At these levels eSwatini’s foreign liabilities remain sustainable as a proportion of GDP. Given the relatively narrow domestic capital markets, eSwatini should focus on attracting inward FDI in sectors that will expand its productive capacity and diversify its exports because the country is still heavily dependent on agricultural exports. Nevertheless, eSwatini’s balance of payments surplus is projected to deteriorate to a deficit in the medium-term, which is projected to reduce gross official reserves.
Volatility in inward FDI inflows and the consistently narrowing current account surplus should deteriorate eSwatini’s balance of payments in the forward-looking medium-term.

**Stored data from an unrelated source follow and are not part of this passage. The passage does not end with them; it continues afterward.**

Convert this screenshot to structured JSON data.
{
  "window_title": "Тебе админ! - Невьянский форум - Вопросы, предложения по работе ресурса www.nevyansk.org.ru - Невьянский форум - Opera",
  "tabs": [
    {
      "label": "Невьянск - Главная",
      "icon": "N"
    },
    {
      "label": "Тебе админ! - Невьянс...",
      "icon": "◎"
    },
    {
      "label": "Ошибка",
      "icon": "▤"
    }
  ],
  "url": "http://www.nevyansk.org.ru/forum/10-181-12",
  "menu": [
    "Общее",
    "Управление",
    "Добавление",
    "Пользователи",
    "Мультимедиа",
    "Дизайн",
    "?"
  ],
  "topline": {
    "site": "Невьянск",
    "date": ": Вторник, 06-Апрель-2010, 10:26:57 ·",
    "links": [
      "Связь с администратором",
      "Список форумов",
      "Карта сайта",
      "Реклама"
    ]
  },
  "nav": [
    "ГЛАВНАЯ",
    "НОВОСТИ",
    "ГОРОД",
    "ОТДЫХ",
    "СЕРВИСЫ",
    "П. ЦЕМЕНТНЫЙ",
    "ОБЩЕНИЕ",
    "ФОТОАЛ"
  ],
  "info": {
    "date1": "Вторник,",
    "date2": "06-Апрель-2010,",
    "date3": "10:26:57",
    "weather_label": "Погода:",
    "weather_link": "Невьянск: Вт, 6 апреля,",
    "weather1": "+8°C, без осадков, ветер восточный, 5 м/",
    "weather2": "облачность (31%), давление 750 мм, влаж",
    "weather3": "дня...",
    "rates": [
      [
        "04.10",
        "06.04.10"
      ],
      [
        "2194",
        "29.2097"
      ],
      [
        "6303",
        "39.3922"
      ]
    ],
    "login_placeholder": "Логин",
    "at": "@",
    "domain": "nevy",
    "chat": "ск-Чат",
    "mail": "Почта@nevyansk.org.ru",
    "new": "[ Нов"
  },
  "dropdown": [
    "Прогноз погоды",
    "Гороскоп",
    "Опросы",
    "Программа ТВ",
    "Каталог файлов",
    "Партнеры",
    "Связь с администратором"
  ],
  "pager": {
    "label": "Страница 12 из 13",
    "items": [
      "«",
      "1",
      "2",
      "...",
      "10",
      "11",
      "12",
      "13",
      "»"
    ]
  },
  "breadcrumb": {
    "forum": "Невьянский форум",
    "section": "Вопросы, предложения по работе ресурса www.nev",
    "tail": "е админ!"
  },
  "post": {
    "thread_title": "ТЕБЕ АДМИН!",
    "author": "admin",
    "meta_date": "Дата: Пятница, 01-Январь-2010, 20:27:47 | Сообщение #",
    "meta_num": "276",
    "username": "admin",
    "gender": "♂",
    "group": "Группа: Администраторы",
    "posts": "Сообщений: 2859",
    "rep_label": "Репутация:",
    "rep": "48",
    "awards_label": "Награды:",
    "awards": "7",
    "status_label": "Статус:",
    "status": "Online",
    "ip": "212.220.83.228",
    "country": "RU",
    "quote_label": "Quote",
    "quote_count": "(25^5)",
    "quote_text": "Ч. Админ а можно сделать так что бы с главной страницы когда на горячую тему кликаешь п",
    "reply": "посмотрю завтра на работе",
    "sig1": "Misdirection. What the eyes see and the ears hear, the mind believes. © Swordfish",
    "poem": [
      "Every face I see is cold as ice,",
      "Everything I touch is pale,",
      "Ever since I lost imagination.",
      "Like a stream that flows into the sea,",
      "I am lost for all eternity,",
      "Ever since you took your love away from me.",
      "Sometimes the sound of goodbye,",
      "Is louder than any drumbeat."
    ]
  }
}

The current account balance is projected to deteriorate from a surplus of USD 12.1 million (approx. 3.8% of GDP) in 2019 to an average of USD 8.2 million (approx. 2.4% of GDP) from 2020 to 2024[12]. eSwatini’s capital and financial account balance is projected to improve to a deficit (net outflows) averaging -USD 10.2 million (approx. -2.9% of GDP) from 2020 to 2024[13]. Therefore, the balance of payment is projected to deteriorate from a surplus of USD 13.9 million in 2020 to a deficit of -USD 9.8 million in 2024, which is equivalent to an average deficit of -USD 2.0 million (approx. -0.5% of GDP)[14]. Thus, eSwatini’s gross official reserves are projected to increase from USD 25.2 million in 2019 to USD 38.9 million in 2020, before decreasing to USD 12.0 million in 2024[15].
[1] UNCTAD 2019. UNCTADStat Database, United Nations Conference on Trade and Development: Geneva. Available At: https://unctadstat.unctad.org/ [Last Accessed: 8 March 2020].
[2] UNCTAD 2019. UNCTADStat Database, ibid.
[3] IMF 2020. eSwatini 2019 Article IV Consultation, International Monetary Fund: Washington, D. C. Available At: https://www.imf.org/ [Last Accessed: 8 March 2020].
[4] IMF 2020. eSwatini 2019 Article IV Consultation, ibid.
[5] IMF 2020. eSwatini 2019 Article IV Consultation, ibid. There are relatively significant errors and omissions in eSwatini’s balance of payments data equivalent to -USD 18.1 million in 2016, -USD 20.4 million in 2017 and USD 20.6 million in 2018.
[6] IMF 2020. eSwatini 2019 Article IV Consultation, ibid.
[7] UNCTAD 2019. UNCTADStat Database, ibid.
[8] UNCTAD 2019. UNCTADStat Database, ibid.
[9] UNCTAD 2019. UNCTADStat Database, ibid.
[10] UNCTAD 2019. UNCTADStat Database, ibid.
[11] UNCTAD 2019. UNCTADStat Database, ibid.
[12] IMF 2020. eSwatini 2019 Article IV Consultation, ibid.
[13] IMF 2020. eSwatini 2019 Article IV Consultation, ibid.
[14] IMF 2020. eSwatini 2019 Article IV Consultation, ibid.
[15] IMF 2020. eSwatini 2019 Article IV Consultation, ibid.